Un argument fréquemment avancé contre l'étalonnage routinier est qu'un test de déclenchement régulier suffit à vérifier les performances des cellules. Or un test de déclenchement permet de s'assurer que l'appareil détecte la présence d'un gaz, mais pas de vérifier la précision des mesures. Pour réussir un test de déclenchement, un appareil doit généralement détecter 50 % de la concentration de gaz étalon à laquelle il est exposé. Dans les exemples précédents, l'appareil devrait détecter 50 ppm de CO et 17,5 ppm de H2S. Ce n'est donc qu'au bout de 34 mois de dérive progressive des cellules que les appareils échoueraient au test de déclenchement. Les tests de déclenchement sont un outil d'une extrême importance, mais ils ne constituent absolument pas une alternative à l'étalonnage.

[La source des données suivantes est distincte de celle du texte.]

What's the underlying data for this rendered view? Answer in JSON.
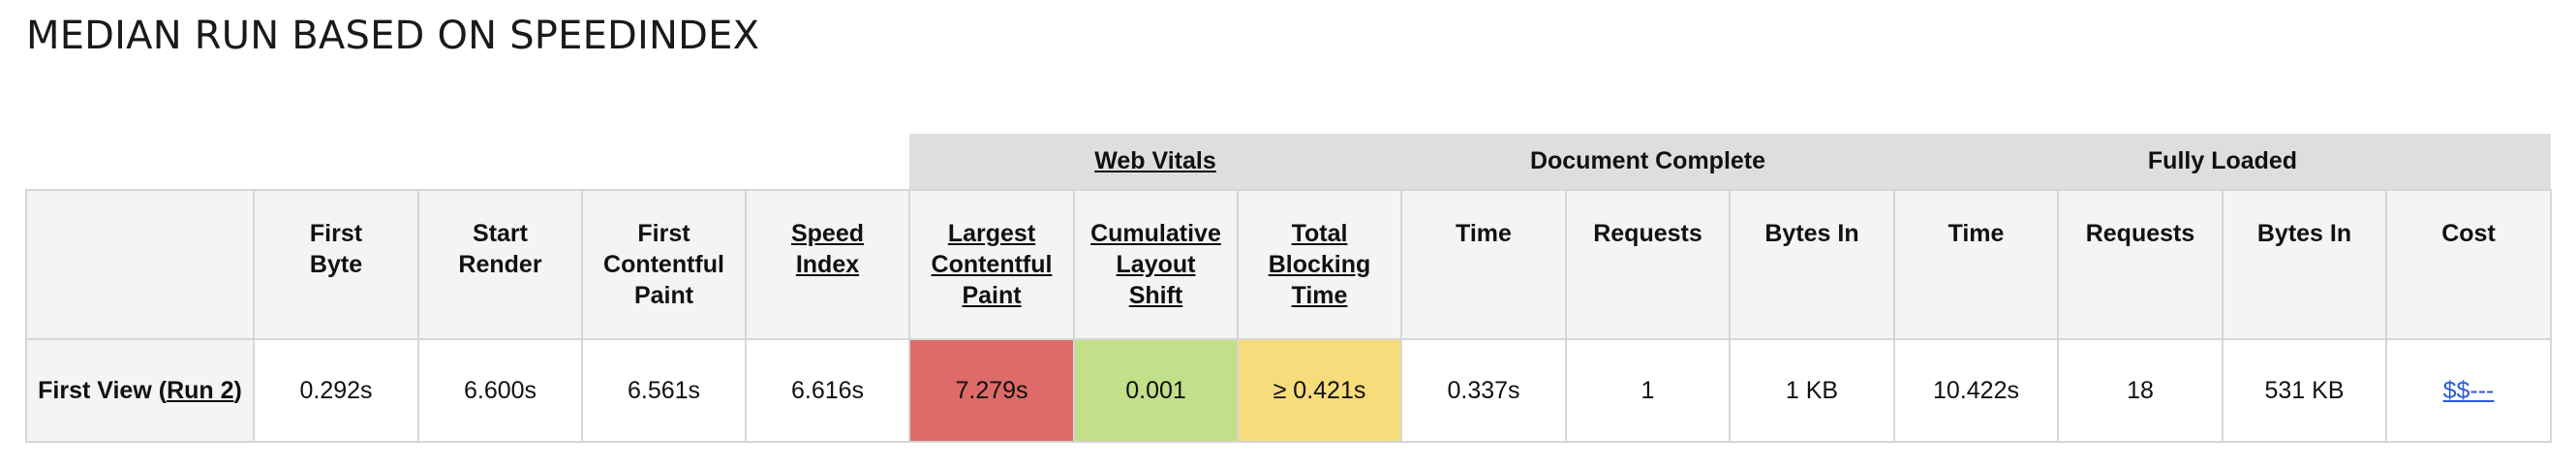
{
  "page_title": "MEDIAN RUN BASED ON SPEEDINDEX",
  "groups": {
    "web_vitals": "Web Vitals",
    "document_complete": "Document Complete",
    "fully_loaded": "Fully Loaded"
  },
  "columns": {
    "first_byte": [
      "First",
      "Byte"
    ],
    "start_render": [
      "Start",
      "Render"
    ],
    "first_contentful_paint": [
      "First",
      "Contentful",
      "Paint"
    ],
    "speed_index": [
      "Speed",
      "Index"
    ],
    "largest_contentful_paint": [
      "Largest",
      "Contentful",
      "Paint"
    ],
    "cumulative_layout_shift": [
      "Cumulative",
      "Layout",
      "Shift"
    ],
    "total_blocking_time": [
      "Total",
      "Blocking",
      "Time"
    ],
    "doc_time": "Time",
    "doc_requests": "Requests",
    "doc_bytes_in": "Bytes In",
    "full_time": "Time",
    "full_requests": "Requests",
    "full_bytes_in": "Bytes In",
    "cost": "Cost"
  },
  "row": {
    "label_prefix": "First View (",
    "run_link": "Run 2",
    "label_suffix": ")",
    "first_byte": "0.292s",
    "start_render": "6.600s",
    "first_contentful_paint": "6.561s",
    "speed_index": "6.616s",
    "largest_contentful_paint": "7.279s",
    "cumulative_layout_shift": "0.001",
    "total_blocking_time": "≥ 0.421s",
    "doc_time": "0.337s",
    "doc_requests": "1",
    "doc_bytes_in": "1 KB",
    "full_time": "10.422s",
    "full_requests": "18",
    "full_bytes_in": "531 KB",
    "cost": "$$---"
  },
  "status_colors": {
    "poor": "#dc6b69",
    "good": "#c2df8a",
    "needs_improvement": "#f6dc7b"
  }
}
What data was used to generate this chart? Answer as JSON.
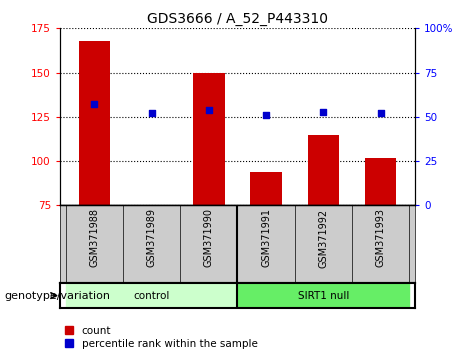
{
  "title": "GDS3666 / A_52_P443310",
  "samples": [
    "GSM371988",
    "GSM371989",
    "GSM371990",
    "GSM371991",
    "GSM371992",
    "GSM371993"
  ],
  "counts": [
    168,
    75,
    150,
    94,
    115,
    102
  ],
  "percentiles": [
    57,
    52,
    54,
    51,
    53,
    52
  ],
  "ylim_left": [
    75,
    175
  ],
  "ylim_right": [
    0,
    100
  ],
  "yticks_left": [
    75,
    100,
    125,
    150,
    175
  ],
  "yticks_right": [
    0,
    25,
    50,
    75,
    100
  ],
  "bar_color": "#cc0000",
  "dot_color": "#0000cc",
  "group_colors": [
    "#ccffcc",
    "#66ee66"
  ],
  "xlabel_area_color": "#cccccc",
  "bottom_label": "genotype/variation",
  "group_labels": [
    "control",
    "SIRT1 null"
  ],
  "legend_count_label": "count",
  "legend_percentile_label": "percentile rank within the sample",
  "title_fontsize": 10,
  "tick_fontsize": 7.5,
  "label_fontsize": 8,
  "bar_width": 0.55
}
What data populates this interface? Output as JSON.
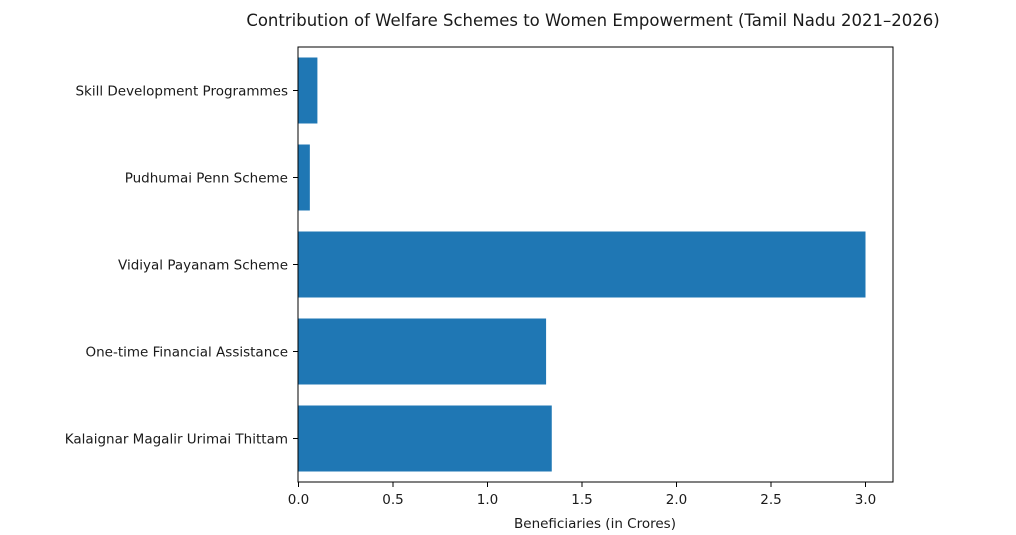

Imaginons que votre collègue vous ait emprunté votre détecteur de gaz flambant neuf pendant quelques heures. En retournant au bureau, il a fait tomber l'appareil dans la boue, ce qui a bouché les ouvertures de cellule. Si vous soumettez l'appareil à un test de déclenchement avant sa prochaine utilisation, le problème sera détecté et le test échouera car le gaz ne parviendra pas jusqu'aux cellules. Le test ne corrigera pas la précision de la mesure ; il contrôlera seulement la capacité du gaz à atteindre les cellules.
Un bon moyen d'assurer et de simplifier l'entretien des appareils est d'utiliser une station d'accueil ou une station d'étalonnage. Ces dispositifs automatisent les tests de déclenchement et les étalonnages routiniers et permettent en outre de télécharger des journaux de données, de mettre à jour les paramètres et le micrologiciel et, plus important encore, de vous concentrer sur votre travail.
Même si l'étalonnage fréquent des appareils est clairement une tâche pénible, son importance ne doit jamais être minimisée. Les exemples précédents illustrent parfaitement comment un détecteur de gaz mal étalonné peut fournir des mesures complètement fausses au fil du temps. Les détecteurs de gaz peuvent sauver des vies. Ne laissez pas de fausses rumeurs ni quelques minutes d'entretien les empêcher de jouer leur rôle.